Coventry, AD 1307
It was a great city of ancient lineage and three cathedrals – and a stinking, noisy, jostling and exuberant new world that set Jared’s pulse racing. Nothing could be better calculated to set him to rights. Here he could make something of his life – if he took the chance with both hands.
His horse shied from the grisly heads arrayed above the gatehouse with birds at work on the eyes. And his nose twitched at the reek of the black ditch he crossed over; half-naked children at play along it, old women searching among its rubbish.
To the left was a street leading to a packed market square. A flock of lambs was being driven towards it through the bustle. To the right a narrow passage opened to a street with a maze of stalls.
His destination was straight ahead into a complex of inns and taverns and he kneed the horse forward. The Cock and Hen took his fancy and he clopped into the courtyard, leaving his horse and pack animal with the stable boys.
After so many hours in the saddle he straightened painfully and made for the hall to find the landlord.
‘A bed and bread – and a sup of ale will see me content.’
The beefy leather-aproned innkeeper gave him a brief glance, then grunted, ‘B’ horse?’
Assured that this was Jared’s transport and therefore he could not be a penniless itinerant, the man named the price. ‘A silver penny the bed, three ha’pence the meal and it’ll be tuppence the horse. Servant?’
‘Not yet come,’ Jared said loftily.
It was no trivial amount but there was no choice – he had no desire to start his town life in one of the hostelries he remembered from his pilgrim days.
The hall was smoky and smelt of concentrated humanity and stale food, the trestle tables alive with travellers taking their pottage and quaffing ale.
Jared saw, however, that the strewn rushes were not unduly caked with mould and dung and even had traces of fleabane and hyssop to alleviate the stinks. It would do.
That night he lay awake, unused to town noises: the barking of dogs, snores of dozens of others, the grind of cartwheels and the carousing of late arrivals. How unlike the stillness of Hurnwych, where the soft hooting of an owl in Wolfscote Forest could easily be heard floating on the night air.
Above all was the daunting thought that he was now entirely alone in what lay ahead – had he done the right thing by cutting all ties with his past and heading out into the unknown?
He’d left his son stricken and tearful with Osbert but also with half the proceedings from the buy-out, and a vague promise to return one day to see how he was going.

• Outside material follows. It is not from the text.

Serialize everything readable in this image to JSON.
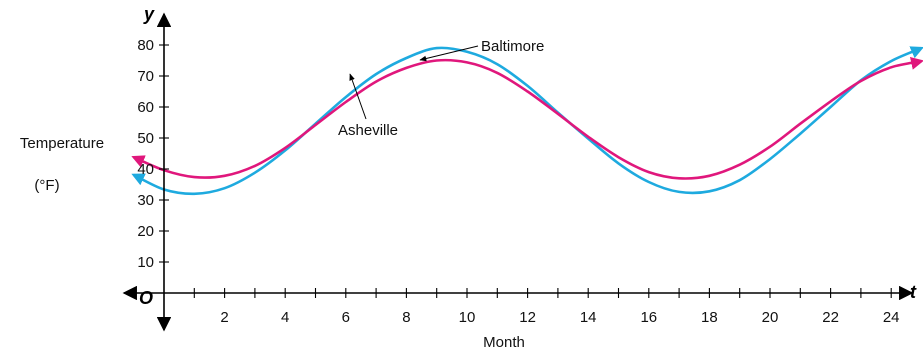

It had torn him to leave but he knew he wasn’t the kind of father Daw needed.
Perkyn was grateful to continue as a forge-hand and the little house was now his.
For himself, he now had a well-filled purse of silver, but this was all he had to see him set up in his trade. And it was already beginning to drain.

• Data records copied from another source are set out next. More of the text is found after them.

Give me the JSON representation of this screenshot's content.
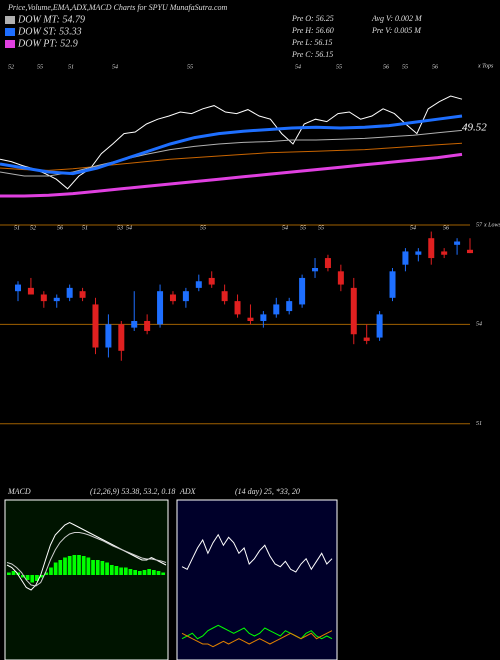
{
  "chart_data": [
    {
      "type": "line",
      "title": "Price,Volume,EMA,ADX,MACD Charts for SPYU MunafaSutra.com",
      "stats": [
        "Pre O: 56.25",
        "Pre H: 56.60",
        "Pre L: 56.15",
        "Pre C: 56.15",
        "Avg V: 0.002  M",
        "Pre V: 0.005 M"
      ],
      "x_labels": [
        "52",
        "55",
        "51",
        "54",
        "55",
        "54",
        "55",
        "56",
        "55",
        "56"
      ],
      "right_label": "x Tops",
      "last_value": 49.52,
      "ylim": [
        38,
        58
      ],
      "series": [
        {
          "color": "#ffffff",
          "values": [
            45.6,
            45.3,
            44.8,
            44.4,
            43.8,
            43.1,
            41.9,
            43.5,
            44.4,
            46.3,
            47.5,
            48.8,
            49,
            50,
            50.6,
            51,
            51.5,
            51.3,
            51.9,
            52.3,
            51.5,
            51.3,
            51.8,
            51,
            50.6,
            48.8,
            47.5,
            50,
            50.6,
            50.3,
            51.3,
            51.5,
            50.6,
            51,
            51.9,
            51.3,
            50,
            48.8,
            51.9,
            52.8,
            53.5,
            53.1
          ]
        },
        {
          "color": "#c86400",
          "values": [
            44.5,
            44.3,
            44.2,
            44.4,
            44.7,
            45,
            45.3,
            45.6,
            45.8,
            46,
            46.2,
            46.4,
            46.5,
            46.6,
            46.7,
            46.8,
            47,
            47.2,
            47.4,
            47.6
          ]
        },
        {
          "name": "DOW MT: 54.79",
          "color": "#b0b0b0",
          "values": [
            44,
            43.5,
            43.5,
            44,
            44.8,
            45.5,
            46.2,
            46.8,
            47.2,
            47.5,
            47.7,
            47.8,
            48,
            48,
            48.1,
            48.2,
            48.4,
            48.6,
            48.9,
            49.2
          ]
        },
        {
          "name": "DOW ST: 53.33",
          "color": "#1e6fff",
          "values": [
            45,
            44.5,
            44,
            43.8,
            44.5,
            45.5,
            46.5,
            47.5,
            48.3,
            48.8,
            49.1,
            49.3,
            49.5,
            49.6,
            49.5,
            49.6,
            49.8,
            50.2,
            50.6,
            51
          ]
        },
        {
          "name": "DOW PT: 52.9",
          "color": "#e040e0",
          "values": [
            41,
            41,
            41.1,
            41.3,
            41.6,
            41.9,
            42.2,
            42.5,
            42.8,
            43.1,
            43.4,
            43.7,
            44,
            44.3,
            44.6,
            44.9,
            45.2,
            45.5,
            45.8,
            46.2
          ]
        }
      ]
    },
    {
      "type": "candlestick",
      "x_labels": [
        "51",
        "52",
        "56",
        "51",
        "53",
        "54",
        "55",
        "54",
        "55",
        "55",
        "54",
        "56"
      ],
      "right_label": "x Lows",
      "ylim": [
        49.3,
        57.3
      ],
      "yticks": [
        57,
        54,
        51
      ],
      "up_color": "#1e6fff",
      "down_color": "#e02020",
      "candles": [
        {
          "open": 55.0,
          "high": 55.3,
          "low": 54.7,
          "close": 55.2
        },
        {
          "open": 55.1,
          "high": 55.4,
          "low": 54.9,
          "close": 54.9
        },
        {
          "open": 54.9,
          "high": 55.0,
          "low": 54.5,
          "close": 54.7
        },
        {
          "open": 54.7,
          "high": 54.9,
          "low": 54.5,
          "close": 54.8
        },
        {
          "open": 54.8,
          "high": 55.2,
          "low": 54.7,
          "close": 55.1
        },
        {
          "open": 55.0,
          "high": 55.1,
          "low": 54.7,
          "close": 54.8
        },
        {
          "open": 54.6,
          "high": 54.8,
          "low": 53.1,
          "close": 53.3
        },
        {
          "open": 53.3,
          "high": 54.3,
          "low": 53.0,
          "close": 54.0
        },
        {
          "open": 54.0,
          "high": 54.1,
          "low": 52.9,
          "close": 53.2
        },
        {
          "open": 53.9,
          "high": 55.0,
          "low": 53.8,
          "close": 54.1
        },
        {
          "open": 54.1,
          "high": 54.3,
          "low": 53.7,
          "close": 53.8
        },
        {
          "open": 54.0,
          "high": 55.2,
          "low": 53.9,
          "close": 55.0
        },
        {
          "open": 54.9,
          "high": 55.0,
          "low": 54.6,
          "close": 54.7
        },
        {
          "open": 54.7,
          "high": 55.1,
          "low": 54.5,
          "close": 55.0
        },
        {
          "open": 55.1,
          "high": 55.5,
          "low": 55.0,
          "close": 55.3
        },
        {
          "open": 55.4,
          "high": 55.6,
          "low": 55.1,
          "close": 55.2
        },
        {
          "open": 55.0,
          "high": 55.2,
          "low": 54.6,
          "close": 54.7
        },
        {
          "open": 54.7,
          "high": 54.9,
          "low": 54.2,
          "close": 54.3
        },
        {
          "open": 54.2,
          "high": 54.6,
          "low": 54.0,
          "close": 54.1
        },
        {
          "open": 54.1,
          "high": 54.4,
          "low": 53.9,
          "close": 54.3
        },
        {
          "open": 54.3,
          "high": 54.8,
          "low": 54.2,
          "close": 54.6
        },
        {
          "open": 54.4,
          "high": 54.8,
          "low": 54.3,
          "close": 54.7
        },
        {
          "open": 54.6,
          "high": 55.5,
          "low": 54.5,
          "close": 55.4
        },
        {
          "open": 55.6,
          "high": 56.0,
          "low": 55.4,
          "close": 55.7
        },
        {
          "open": 56.0,
          "high": 56.1,
          "low": 55.6,
          "close": 55.7
        },
        {
          "open": 55.6,
          "high": 55.8,
          "low": 55.0,
          "close": 55.2
        },
        {
          "open": 55.1,
          "high": 55.4,
          "low": 53.4,
          "close": 53.7
        },
        {
          "open": 53.6,
          "high": 54.0,
          "low": 53.4,
          "close": 53.5
        },
        {
          "open": 53.6,
          "high": 54.4,
          "low": 53.5,
          "close": 54.3
        },
        {
          "open": 54.8,
          "high": 55.7,
          "low": 54.7,
          "close": 55.6
        },
        {
          "open": 55.8,
          "high": 56.3,
          "low": 55.6,
          "close": 56.2
        },
        {
          "open": 56.1,
          "high": 56.3,
          "low": 55.9,
          "close": 56.2
        },
        {
          "open": 56.6,
          "high": 56.8,
          "low": 55.8,
          "close": 56.0
        },
        {
          "open": 56.2,
          "high": 56.3,
          "low": 56.0,
          "close": 56.1
        },
        {
          "open": 56.4,
          "high": 56.6,
          "low": 56.1,
          "close": 56.5
        },
        {
          "open": 56.25,
          "high": 56.6,
          "low": 56.15,
          "close": 56.15
        }
      ]
    },
    {
      "type": "macd",
      "title": "MACD",
      "subtitle": "(12,26,9) 53.38, 53.2, 0.18",
      "ylim": [
        -1.7,
        1.5
      ],
      "histogram_color": "#00ff00",
      "histogram": [
        0.05,
        0.08,
        0.05,
        -0.05,
        -0.1,
        -0.15,
        -0.12,
        -0.05,
        0.05,
        0.15,
        0.25,
        0.3,
        0.35,
        0.38,
        0.4,
        0.4,
        0.38,
        0.35,
        0.3,
        0.3,
        0.28,
        0.25,
        0.2,
        0.18,
        0.15,
        0.15,
        0.12,
        0.1,
        0.08,
        0.1,
        0.12,
        0.1,
        0.08,
        0.05
      ],
      "series": [
        {
          "color": "#ffffff",
          "values": [
            0.2,
            0.15,
            0.05,
            -0.1,
            -0.25,
            -0.3,
            -0.2,
            0,
            0.3,
            0.6,
            0.8,
            0.9,
            1.0,
            1.05,
            1.0,
            0.95,
            0.9,
            0.85,
            0.8,
            0.75,
            0.7,
            0.65,
            0.6,
            0.55,
            0.5,
            0.45,
            0.4,
            0.35,
            0.3,
            0.3,
            0.35,
            0.3,
            0.25,
            0.2
          ]
        },
        {
          "color": "#cccccc",
          "values": [
            0.25,
            0.22,
            0.15,
            0.05,
            -0.1,
            -0.2,
            -0.22,
            -0.15,
            0.05,
            0.3,
            0.5,
            0.65,
            0.75,
            0.82,
            0.85,
            0.85,
            0.83,
            0.8,
            0.76,
            0.72,
            0.68,
            0.63,
            0.58,
            0.54,
            0.5,
            0.46,
            0.42,
            0.38,
            0.34,
            0.32,
            0.32,
            0.3,
            0.28,
            0.25
          ]
        }
      ]
    },
    {
      "type": "adx",
      "title": "ADX",
      "subtitle": "(14 day) 25, *33, 20",
      "ylim": [
        0,
        60
      ],
      "series": [
        {
          "color": "#ffffff",
          "values": [
            35,
            34,
            38,
            42,
            45,
            40,
            44,
            47,
            43,
            46,
            44,
            40,
            42,
            36,
            38,
            41,
            43,
            39,
            36,
            35,
            37,
            34,
            33,
            36,
            38,
            34,
            37,
            40,
            36,
            38
          ]
        },
        {
          "color": "#00ff00",
          "values": [
            8,
            9,
            10,
            8,
            9,
            11,
            12,
            13,
            12,
            11,
            10,
            11,
            12,
            10,
            9,
            10,
            12,
            11,
            10,
            9,
            11,
            10,
            9,
            8,
            10,
            11,
            9,
            8,
            9,
            8
          ]
        },
        {
          "color": "#e08000",
          "values": [
            10,
            9,
            8,
            7,
            6,
            6,
            5,
            6,
            7,
            6,
            7,
            8,
            7,
            6,
            7,
            8,
            7,
            6,
            7,
            8,
            9,
            10,
            9,
            8,
            9,
            10,
            8,
            9,
            10,
            11
          ]
        }
      ]
    }
  ]
}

He’d come to Coventry for one very good reason: a cousin of his, Geoffrey Barnwell, had been born in Hurnwych and left to seek his fortune in the city. He’d gone when Jared was a small child but his father had later spoken of his success as a maker of candlesticks. All he had to do was find him to get his advice and protection.
Given his varied experience in all kinds of blacksmithing there shouldn’t be much difficulty finding a comfortable niche, but it was the outlay needed before he’d made a name that was the chanciest thing.

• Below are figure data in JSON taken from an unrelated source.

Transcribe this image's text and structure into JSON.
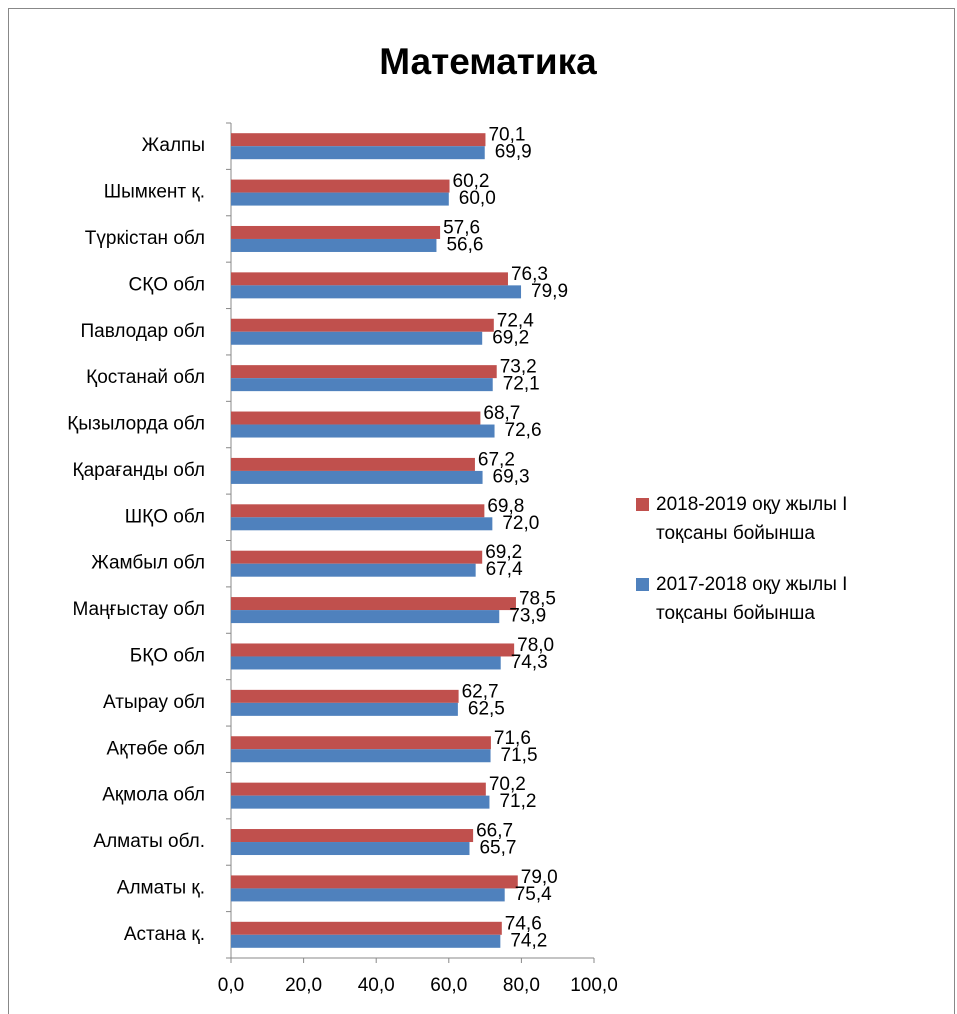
{
  "chart_data": {
    "type": "bar",
    "orientation": "horizontal",
    "title": "Математика",
    "categories": [
      "Жалпы",
      "Шымкент қ.",
      "Түркістан обл",
      "СҚО обл",
      "Павлодар обл",
      "Қостанай обл",
      "Қызылорда обл",
      "Қарағанды обл",
      "ШҚО обл",
      "Жамбыл обл",
      "Маңғыстау обл",
      "БҚО обл",
      "Атырау обл",
      "Ақтөбе обл",
      "Ақмола обл",
      "Алматы обл.",
      "Алматы қ.",
      "Астана қ."
    ],
    "series": [
      {
        "name": "2018-2019 оқу жылы  I тоқсаны бойынша",
        "color": "#c0504d",
        "values": [
          70.1,
          60.2,
          57.6,
          76.3,
          72.4,
          73.2,
          68.7,
          67.2,
          69.8,
          69.2,
          78.5,
          78.0,
          62.7,
          71.6,
          70.2,
          66.7,
          79.0,
          74.6
        ],
        "value_labels": [
          "70,1",
          "60,2",
          "57,6",
          "76,3",
          "72,4",
          "73,2",
          "68,7",
          "67,2",
          "69,8",
          "69,2",
          "78,5",
          "78,0",
          "62,7",
          "71,6",
          "70,2",
          "66,7",
          "79,0",
          "74,6"
        ]
      },
      {
        "name": "2017-2018 оқу жылы  I тоқсаны бойынша",
        "color": "#4f81bd",
        "values": [
          69.9,
          60.0,
          56.6,
          79.9,
          69.2,
          72.1,
          72.6,
          69.3,
          72.0,
          67.4,
          73.9,
          74.3,
          62.5,
          71.5,
          71.2,
          65.7,
          75.4,
          74.2
        ],
        "value_labels": [
          "69,9",
          "60,0",
          "56,6",
          "79,9",
          "69,2",
          "72,1",
          "72,6",
          "69,3",
          "72,0",
          "67,4",
          "73,9",
          "74,3",
          "62,5",
          "71,5",
          "71,2",
          "65,7",
          "75,4",
          "74,2"
        ]
      }
    ],
    "xlim": [
      0,
      100
    ],
    "xticks": [
      {
        "value": 0,
        "label": "0,0"
      },
      {
        "value": 20,
        "label": "20,0"
      },
      {
        "value": 40,
        "label": "40,0"
      },
      {
        "value": 60,
        "label": "60,0"
      },
      {
        "value": 80,
        "label": "80,0"
      },
      {
        "value": 100,
        "label": "100,0"
      }
    ],
    "legend": "right"
  }
}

He set off early in the morning to find his relative, wearing his favourite russet tunic with a hood that hung down ending in a short liripipe, green hose and calf-length boots. His dark-brown felt hat with a saucy point had a twinkling sun motif brooch and he felt ready to face whatever the day would bring.
The innkeeper hadn’t been much help, gruffly pointing out that there wouldn’t be more than half a hundred candlestick makers in Coventry. He did add that if he cared to visit Bishopsgate he would find most of them there together and pointed out how to get there.
Jared stepped out down the road, past raucous market stalls and the fronts of craft shops, pushing through crowds, careful to guard against robbers and cutpurses, as he’d learnt the hard way in cities across the Levant.
Pie stalls, mercers, cobblers – it went on and on in a tumultuous din as he made his way along muddy streets, passages and alleys. It was over an hour before he’d found the candlestick makers and their characteristic billowing reek of tallow.
But there he was told that there was most definitely no Geoffrey Barnwell in their number.
This was a sad blow. Without anyone to speak for him his entry into the closed world of the skilled tradesman would be hard indeed.